Capecchi went from Antioch to Harvard University - then the top research center for molecular biology and home of renowned scientist and Nobelist James D. Watson, who in 1953 co-discovered the structure of DNA.

It was under Watson's mentorship that Capecchi learned to ''not bother with small questions, for such pursuits were likely to produce small answers.''

He spent four years in the Department of Biochemistry at Harvard Medical School before the ''wide open space'' of Utah provided him with ''an entirely new canvas.''

Capecchi joined the U. in 1973, one of several promising young scientists recruited to staff a revamped biology department.

''I had to have a place where I could work on long-term goals,'' he said. At the U., unlike his experience at Harvard, he found a collaborative environment.

''I'm a strong proponent of genetics, mind you, but there are environmental influences,'' Capecchi said Monday, again drawing laughs from his audience of well-wishers.

Even then, students and fellow scientists recognized Capecchi's talent and followed him west.

Among them: Ray Gesteland, now a distinguished professor of human genetics and vice president for research at the U.

''His experiments were always a little more elegant and well-organized and as a consequence, worked better,'' said Gesteland, who was a graduate student alongside Capecchi at Harvard. ''Mario was very quiet early in his career and very focused on what he was doing - unlike the rest of us.''

While his colleagues talk about experiments they wanted to do, Capecchi would do an experiment, make it work and then talk about it.

''When he said something, you listened,'' Gesteland said. ''That's true today. When he says something, you listen.''

While most scientists are ''pretty good'' at moving from step A to step B, Capecchi is ''one of those rare folks who can think of step A and then go to step F,'' Gesteland said. ''His experiments are insightful and move the field ahead a lot.''

The big questions

Outside the lab, Gesteland said his longtime friend dabbled for a time with making stained-glass windows and spends time with his wife, Laurie Fraser, and their 23-year-old daughter, Misha. She was the first person he called after a 30-minute embargo on his 3 a.m. wake-up call lifted.

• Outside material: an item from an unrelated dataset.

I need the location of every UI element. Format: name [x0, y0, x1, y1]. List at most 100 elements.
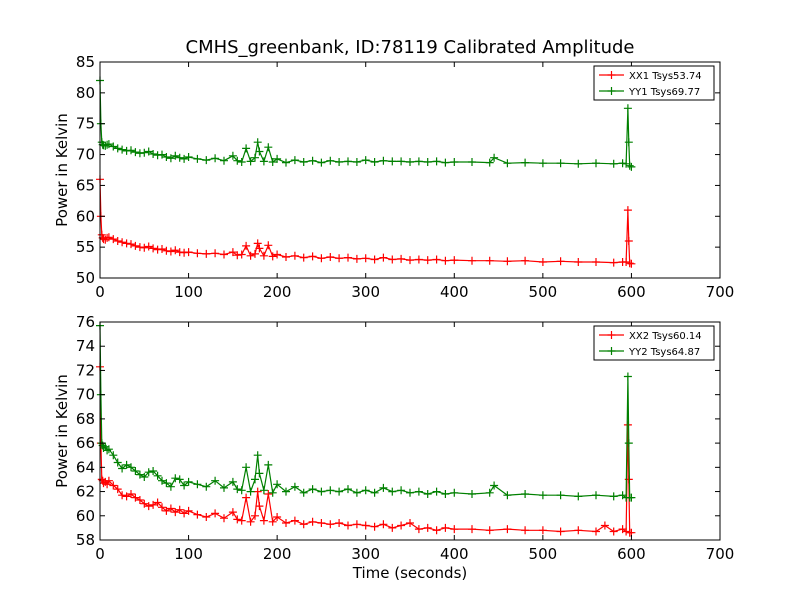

Capecchi, once an avid fan of his daughter's soccer team, also is passionate about his own physical exercise. U. President Michael Young joked Monday that, as the university's first Nobelist, Capecchi will now be entitled to a designated parking space - probably at the field house, where he gets in a daily run.

"Come rain or shine, he'll go exercise every day," said Linda Oswald, who retired in 2005 after 14 years as Capecchi's assistant, charged with typing his handwritten scientific papers and arranging his travel.

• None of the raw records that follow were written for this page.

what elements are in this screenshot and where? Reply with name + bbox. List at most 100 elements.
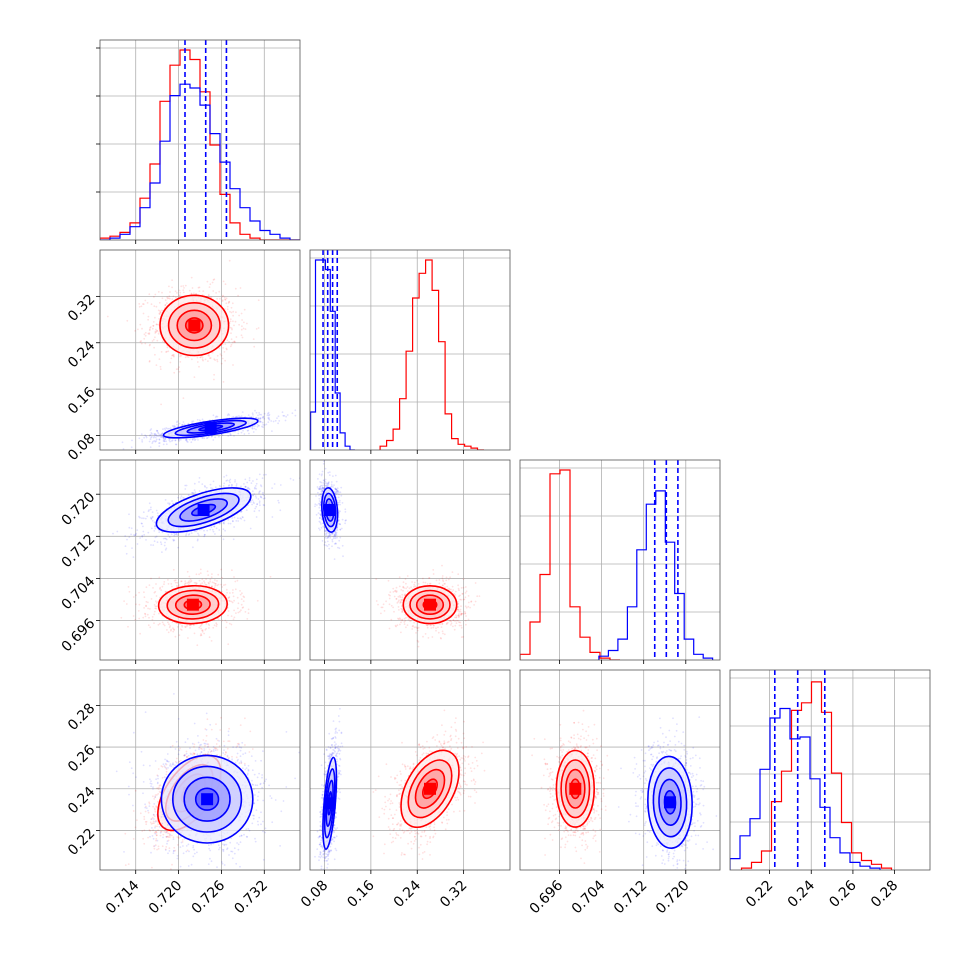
scatter-point bbox=[273, 483, 276, 485]
scatter-point bbox=[186, 355, 189, 358]
scatter-point bbox=[194, 491, 197, 494]
scatter-point bbox=[183, 497, 186, 500]
scatter-point bbox=[213, 525, 216, 528]
scatter-point bbox=[171, 424, 174, 427]
scatter-point bbox=[228, 596, 230, 599]
scatter-point bbox=[150, 517, 153, 520]
scatter-point bbox=[225, 621, 228, 624]
scatter-point bbox=[238, 323, 241, 326]
scatter-point bbox=[140, 433, 143, 436]
scatter-point bbox=[161, 291, 163, 294]
scatter-point bbox=[148, 616, 150, 619]
scatter-point bbox=[167, 533, 170, 536]
scatter-point bbox=[433, 624, 435, 627]
scatter-point bbox=[457, 603, 460, 605]
scatter-point bbox=[155, 323, 158, 326]
scatter-point bbox=[253, 510, 256, 513]
scatter-point bbox=[188, 438, 191, 441]
scatter-point bbox=[130, 533, 133, 536]
scatter-point bbox=[246, 429, 249, 432]
scatter-point bbox=[258, 412, 260, 414]
scatter-point bbox=[223, 482, 226, 485]
scatter-point bbox=[207, 581, 210, 584]
scatter-point bbox=[253, 427, 256, 430]
scatter-point bbox=[445, 576, 448, 579]
scatter-point bbox=[248, 479, 251, 482]
scatter-point bbox=[253, 487, 256, 490]
scatter-point bbox=[241, 319, 244, 321]
scatter-point bbox=[143, 607, 146, 609]
scatter-point bbox=[460, 624, 463, 627]
scatter-point bbox=[152, 440, 154, 443]
scatter-point bbox=[167, 350, 170, 353]
scatter-point bbox=[196, 356, 199, 359]
scatter-point bbox=[388, 627, 391, 630]
scatter-point bbox=[230, 327, 233, 330]
scatter-point bbox=[148, 344, 151, 347]
scatter-point bbox=[200, 624, 203, 626]
scatter-point bbox=[149, 343, 151, 346]
scatter-point bbox=[182, 496, 185, 499]
scatter-point bbox=[171, 354, 174, 357]
scatter-point bbox=[141, 440, 144, 443]
scatter-point bbox=[228, 301, 231, 303]
scatter-point bbox=[169, 440, 172, 443]
scatter-point bbox=[205, 578, 208, 580]
scatter-point bbox=[165, 427, 168, 429]
scatter-point bbox=[189, 581, 192, 583]
scatter-point bbox=[154, 605, 157, 608]
scatter-point bbox=[253, 345, 256, 348]
y-tick-label: 0.720 bbox=[59, 489, 99, 529]
scatter-point bbox=[167, 583, 170, 585]
scatter-point bbox=[168, 285, 170, 288]
scatter-point bbox=[235, 520, 238, 522]
scatter-point bbox=[253, 502, 255, 505]
scatter-point bbox=[189, 624, 191, 627]
scatter-point bbox=[137, 328, 139, 331]
scatter-point bbox=[215, 625, 218, 627]
scatter-point bbox=[197, 534, 200, 536]
scatter-point bbox=[171, 500, 174, 502]
scatter-point bbox=[176, 421, 178, 424]
scatter-point bbox=[141, 534, 144, 537]
scatter-point bbox=[211, 351, 214, 354]
scatter-point bbox=[234, 580, 237, 583]
scatter-point bbox=[106, 315, 109, 318]
scatter-point bbox=[195, 530, 198, 533]
scatter-point bbox=[173, 579, 176, 582]
scatter-point bbox=[179, 353, 182, 356]
scatter-point bbox=[209, 283, 212, 286]
scatter-point bbox=[157, 435, 160, 438]
scatter-point bbox=[149, 429, 152, 432]
scatter-point bbox=[179, 438, 182, 441]
scatter-point bbox=[149, 434, 152, 436]
scatter-point bbox=[233, 324, 235, 327]
scatter-point bbox=[210, 576, 213, 579]
scatter-point bbox=[146, 515, 149, 518]
scatter-point bbox=[187, 356, 190, 358]
scatter-point bbox=[411, 581, 413, 583]
scatter-point bbox=[134, 534, 137, 536]
scatter-point bbox=[207, 294, 210, 297]
scatter-point bbox=[158, 331, 161, 333]
scatter-point bbox=[157, 332, 160, 335]
scatter-point bbox=[255, 487, 258, 490]
scatter-point bbox=[174, 439, 177, 442]
scatter-point bbox=[215, 622, 218, 625]
scatter-point bbox=[137, 610, 140, 612]
scatter-point bbox=[171, 298, 174, 300]
scatter-point bbox=[228, 300, 231, 303]
scatter-point bbox=[415, 632, 417, 634]
scatter-panel-1-2 bbox=[309, 459, 511, 664]
scatter-point bbox=[153, 521, 156, 524]
scatter-point bbox=[229, 478, 232, 481]
scatter-point bbox=[178, 584, 180, 586]
scatter-point bbox=[222, 528, 225, 531]
scatter-point bbox=[217, 583, 220, 586]
scatter-point bbox=[135, 594, 137, 596]
scatter-point bbox=[190, 532, 193, 534]
scatter-point bbox=[208, 436, 210, 438]
scatter-point bbox=[199, 625, 202, 628]
scatter-point bbox=[152, 321, 155, 323]
scatter-point bbox=[259, 504, 261, 507]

Capecchi, now 70, has followed the lead of his own mentor in challenging students who work in his lab to go after the big questions in molecular biology.

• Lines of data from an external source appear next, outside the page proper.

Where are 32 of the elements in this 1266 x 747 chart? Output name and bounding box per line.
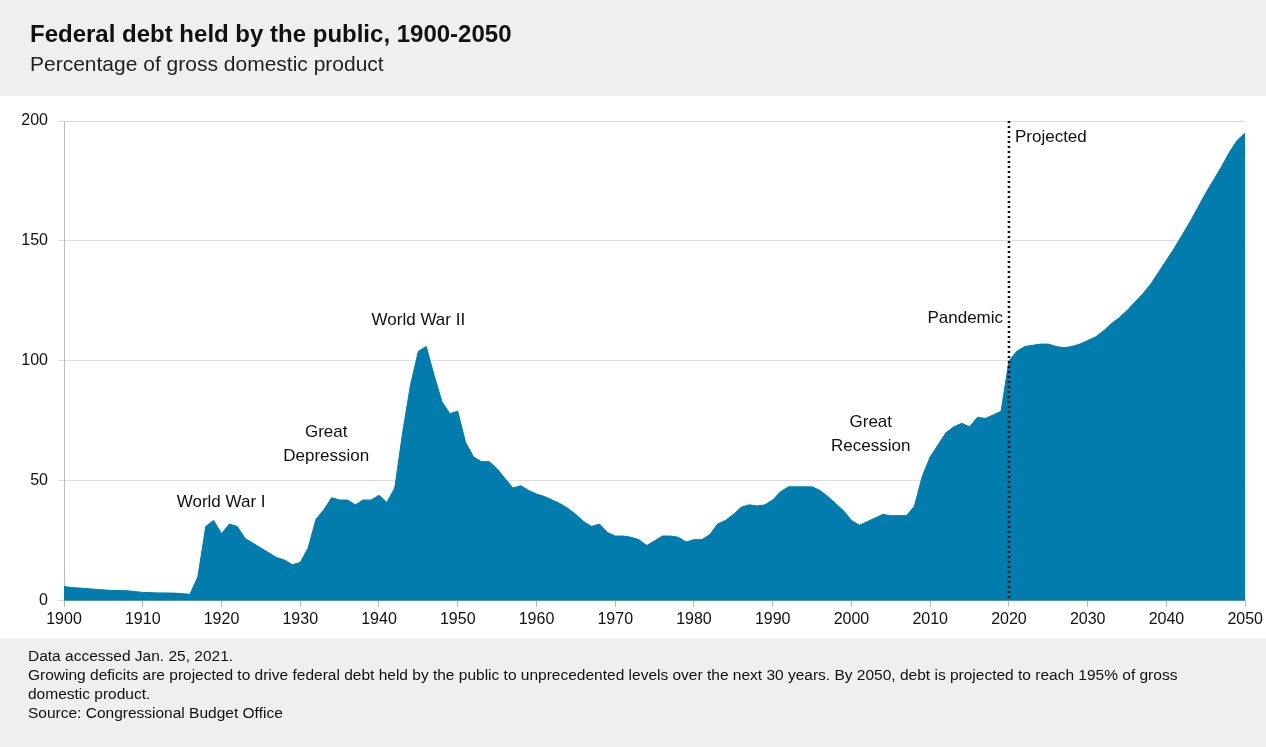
x-tick-label: 2030 — [1069, 609, 1106, 627]
ref-line-label: Projected — [1014, 126, 1087, 146]
x-tick-label: 2010 — [912, 609, 949, 627]
text: Growing deficits are projected to drive federal debt held by the public to unprecedented levels over the next 30 years. By 2050, debt is projected to reach 195% of gross domestic product. — [28, 665, 1179, 703]
x-tick-label: 1930 — [282, 609, 319, 627]
x-tick-label: 1960 — [518, 609, 555, 627]
x-tick-label: 2040 — [1148, 609, 1185, 627]
chart-title: Federal debt held by the public, 1900-2050 — [30, 19, 513, 48]
y-tick-label: 100 — [21, 351, 49, 369]
annotation: World War II — [371, 309, 466, 329]
x-tick-label: 1990 — [754, 609, 791, 627]
y-tick-label: 150 — [21, 231, 49, 249]
x-tick-label: 1910 — [124, 609, 161, 627]
text: Data accessed Jan. 25, 2021. — [28, 646, 235, 665]
x-tick-label: 2050 — [1227, 609, 1264, 627]
x-tick-label: 2000 — [833, 609, 870, 627]
annotation: Pandemic — [927, 307, 1004, 327]
chart-subtitle: Percentage of gross domestic product — [30, 52, 385, 76]
x-tick-label: 1980 — [676, 609, 712, 627]
annotation: World War I — [176, 491, 266, 511]
x-tick-label: 1970 — [597, 609, 634, 627]
source-note: Source: Congressional Budget Office — [28, 703, 284, 722]
x-tick-label: 1920 — [203, 609, 240, 627]
y-tick-label: 200 — [21, 111, 49, 129]
x-tick-label: 1900 — [46, 609, 82, 627]
y-tick-label: 50 — [30, 471, 49, 489]
x-tick-label: 2020 — [991, 609, 1027, 627]
y-tick-label: 0 — [39, 591, 49, 609]
annotation: Great Recession — [831, 412, 911, 455]
annotation: Great Depression — [283, 422, 370, 466]
x-tick-label: 1950 — [439, 609, 476, 627]
x-tick-label: 1940 — [361, 609, 397, 627]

''He's wonderful in the way he gives you all the opportunity so you can develop into an independent scientist,'' said Nadja Makki, 28, who is one of about 20 students working in Capecchi's lab.

''I've learned you have to love what you're doing,'' she said, ''love the science [and] be open to whatever comes and try to make the best of it."

Story of a scientist

* Born in Italy. Mario Capecchi was born in Verona, Italy, in 1937 to Lucy Ramberg, an American poet. Ramberg raised him alone after ending a brief affair with his father, Luciano Capecchi, an Italian air force officer.

* War-torn childhood. Ramberg, an outspoken critic of fascism and Nazism, was arrested in 1941 and sent to the Dachau prison camp. Capecchi lived with a peasant family, then was homeless. Liberated from Dachau in 1945, Capecchi's mother found him in a hospital and brought him to the U.S.

* Drawn to science. He lived in a Quaker commune near Philadelphia before attending Antioch College, then headed to Harvard University for graduate work in the lab of Nobelist James D. Watson, co-discoverer of the DNA double-helix structure.

* Going west. He spent four years in Department of Biochemistry at Harvard Medical School before joining the University of Utah in 1973.

* Attracting awards. Capecchi's work on gene targeting in mice drew the Kyoto Prize in Basic Sciences in 1996; as well as the Albert Lasker Award for Basic Medical Research and the National Medal of Science, both in 2001; and the Nobel Prize in Medicine on Monday.